Printed on August 13, 2019
Backpack buddies provides needed nutrition for area’s children
Life is better with a buddy, and for some children in Brazoria County, the Dream Center is one of their besties. The Brazoria County Dream Center Backpack Buddies Program is a year-round initiative that started in 2009. The Center provides children from low-income homes with backpacks filled with nutritional food to take home from school, so they have healthy food to eat over the weekend when they might otherwise go without.
In 10 years, participation has multiplied from one school with 30 children to 30 schools in six school districts serving 450 students per week. And that’s every week of the year, not just the school calendar year.

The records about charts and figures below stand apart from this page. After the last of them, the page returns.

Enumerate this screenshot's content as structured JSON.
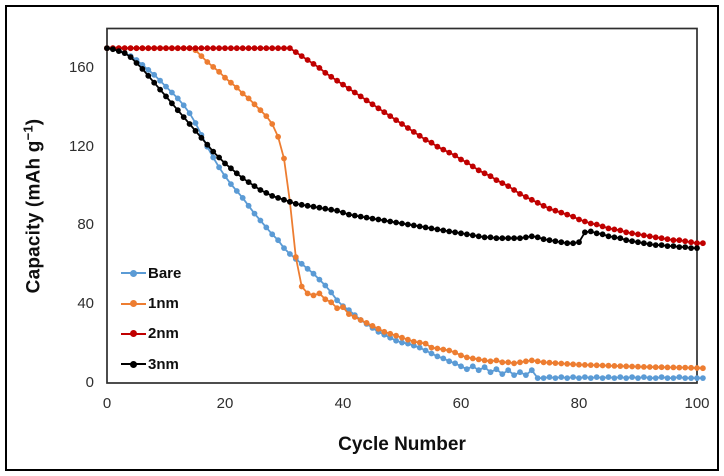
{
  "figure": {
    "border_color": "#000000",
    "background_color": "#ffffff"
  },
  "chart_data": {
    "type": "line",
    "title": "",
    "xlabel": "Cycle Number",
    "ylabel": "Capacity (mAh g⁻¹)",
    "ylabel_prefix": "Capacity (mAh g",
    "ylabel_sup": "−1",
    "ylabel_suffix": ")",
    "xlim": [
      0,
      100
    ],
    "ylim": [
      0,
      180
    ],
    "x_ticks": [
      0,
      20,
      40,
      60,
      80,
      100
    ],
    "y_ticks": [
      0,
      40,
      80,
      120,
      160
    ],
    "grid": false,
    "legend_position": "inside-left",
    "marker": "circle",
    "plot_border_color": "#2e2e2e",
    "series": [
      {
        "name": "Bare",
        "color": "#5B9BD5",
        "x_start": 0,
        "x_step": 1,
        "values": [
          170,
          170,
          169,
          167.5,
          166,
          164,
          161.5,
          159,
          156.5,
          153.5,
          150.5,
          147.5,
          144.5,
          141,
          137,
          132,
          126,
          120,
          114.5,
          109.5,
          105,
          101,
          97.5,
          94,
          90,
          86,
          82.5,
          79,
          75.5,
          72.5,
          68.5,
          65.5,
          63,
          60.5,
          58,
          55.5,
          52.5,
          49.5,
          46,
          42,
          39,
          37,
          34.5,
          32,
          30,
          28,
          26,
          24.5,
          23,
          21.5,
          20.5,
          20,
          19,
          18,
          16.5,
          15,
          13.5,
          12.5,
          11,
          10,
          8.5,
          7,
          8.5,
          6.5,
          8,
          5.5,
          7,
          4.5,
          6.5,
          4,
          5.5,
          4,
          6.5,
          2.5,
          2.5,
          3,
          2.5,
          3,
          2.5,
          3,
          2.5,
          3,
          2.5,
          3,
          2.5,
          3,
          2.5,
          3,
          2.5,
          3,
          2.5,
          3,
          2.5,
          2.5,
          3,
          2.5,
          2.5,
          3,
          2.5,
          2.5,
          2.5,
          2.5
        ]
      },
      {
        "name": "1nm",
        "color": "#ED7D31",
        "x_start": 0,
        "x_step": 1,
        "values": [
          170,
          170,
          170,
          170,
          170,
          170,
          170,
          170,
          170,
          170,
          170,
          170,
          170,
          170,
          170,
          169,
          166,
          163,
          160.5,
          158,
          155,
          152.5,
          150,
          147,
          144.5,
          141.5,
          138.5,
          135.5,
          131.5,
          125,
          114,
          92,
          64,
          49,
          45.5,
          44.5,
          45.5,
          42.5,
          41,
          38,
          38.5,
          35,
          33.5,
          32,
          30.5,
          29,
          27.5,
          26,
          25,
          24,
          23,
          22,
          21,
          20.5,
          20,
          18,
          17.5,
          17,
          16.5,
          15.5,
          14,
          13,
          12.5,
          12,
          11.5,
          11,
          11.5,
          10.5,
          10.5,
          10,
          10.5,
          11,
          11.5,
          11,
          10.5,
          10.3,
          10.1,
          9.9,
          9.7,
          9.5,
          9.3,
          9.2,
          9.1,
          9,
          8.9,
          8.8,
          8.7,
          8.6,
          8.5,
          8.4,
          8.3,
          8.2,
          8.1,
          8,
          8,
          7.9,
          7.9,
          7.8,
          7.8,
          7.7,
          7.6,
          7.5
        ]
      },
      {
        "name": "2nm",
        "color": "#C00000",
        "x_start": 0,
        "x_step": 1,
        "values": [
          170,
          170,
          170,
          170,
          170,
          170,
          170,
          170,
          170,
          170,
          170,
          170,
          170,
          170,
          170,
          170,
          170,
          170,
          170,
          170,
          170,
          170,
          170,
          170,
          170,
          170,
          170,
          170,
          170,
          170,
          170,
          170,
          168,
          166,
          164,
          162,
          160,
          157.5,
          155.5,
          153.5,
          151.5,
          149.5,
          147.5,
          145.5,
          143.5,
          141.5,
          139.5,
          137.5,
          135.5,
          133.5,
          131.5,
          129.5,
          127.5,
          125.5,
          123.5,
          122,
          120,
          118.5,
          117,
          115.5,
          113.5,
          112,
          110,
          108,
          106.5,
          105,
          103,
          101.5,
          100,
          98,
          96,
          94.5,
          93,
          91.5,
          90,
          88.5,
          87.5,
          86.5,
          85.5,
          84.5,
          83,
          82,
          81,
          80.5,
          79.5,
          78.5,
          78,
          77.5,
          76.5,
          76,
          75.5,
          75,
          74.5,
          74,
          73.5,
          73,
          72.5,
          72.5,
          72,
          71.5,
          71,
          71
        ]
      },
      {
        "name": "3nm",
        "color": "#000000",
        "x_start": 0,
        "x_step": 1,
        "values": [
          170,
          169.5,
          168.5,
          167.5,
          165.5,
          162.5,
          159.5,
          156,
          152.5,
          149,
          145.5,
          142,
          138.5,
          135,
          131.5,
          128,
          124.5,
          121,
          117.5,
          114.5,
          111.5,
          109,
          106.5,
          104,
          102,
          100,
          98,
          96.5,
          95,
          94,
          93,
          92,
          91,
          90.5,
          90,
          89.5,
          89,
          88.5,
          88,
          87.5,
          86.5,
          85.5,
          85,
          84.5,
          84,
          83.5,
          83,
          82.5,
          82,
          81.5,
          81,
          80.5,
          80,
          79.5,
          79,
          78.5,
          78,
          77.5,
          77,
          76.5,
          76,
          75.5,
          75,
          74.5,
          74,
          74,
          73.5,
          73.5,
          73.5,
          73.5,
          73.5,
          74,
          74.5,
          74,
          73,
          72.5,
          72,
          71.5,
          71,
          71,
          71.5,
          76.5,
          77,
          76,
          75.5,
          74.5,
          74,
          73.5,
          72.5,
          72,
          71.5,
          71,
          70.5,
          70,
          70,
          69.5,
          69.5,
          69,
          69,
          68.5,
          68.5
        ]
      }
    ]
  }
}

Providing this massive quantity of food on a yearly basis requires many hands and a lot of organization. Just doing the math of 450 students for three days in a weekend, times three meals a day, times 52 weeks a year, and it seems Brazoria County Dream Center Executive Director Terri Willis has cornered the market on the latter. She credits the help of sponsors, such as the United Way of Brazoria County, and the help of local businesses to make it all happen. “All these events require lots of organization and lots of people.” And she’s grateful for every single one of them.
Children are identified by teachers, counselors and the school nurse. There are four signs of malnutrition. (See inset to right.) Proper nutrition is a requirement for brain and academic development. “If a child meets the criteria, then they’re in the program,” Willis says. “When a child has proper nutrition, they are less fidgety and less distracted in class. Because they are not searching for food, they can focus on their [class] work.”
The Houston Foodbank has a similar program, but all the backpacks provide the same types of food. Because residents of each school district in Brazoria County have unique needs, such as some don’t have microwaves to heat food, while others lack electricity. Willis is sensitive to provide the right types of food to meet the diverse needs of a child’s home setting.
She stressed that the backpacks are filled with foods rich in protein, not high in carbohydrates, because protein is a brain food. Foods like fruits, vegetables, oatmeal, peanut butter-filled snacks, protein bars, and milk are all foods that are filling and will support growth and brain health. If they know a child comes from a home without electricity, they will include shelf-stable milk, because it doesn’t require refrigeration.
During the holidays, children within the Buddy Program are given what is called double bags. Larger boxes of cereal, peanut butter and jelly, mac and cheese, beans and rice, large cans of ravioli – larger quantities of everything – to help support the family as well.
Over the summer, the Dream Center partners with local Boys and Girls Clubs to provide meal assistance for children from low- to moderate-income families. The Dream Center fills the weekend gap by providing backpack meals for 550 children.
Where does all this food come from? The center purchases the food with the help of sponsors and local businesses. Willis explained they do this so they can meet the unique needs of each child in every school. In addition, each school conducts a food drive. Some have tuna drives while others may choose peanut butter or cereal for the theme of their food drive. She encourages participation by everyone.
“Even the smallest donation can make a big difference,” she reminds us. By bringing just one can of tuna to a food drive, it will provide a meal for someone else. “You can even hold a food drive, yourself, and bring what you collect to the center.” She promises the food will not go to waste.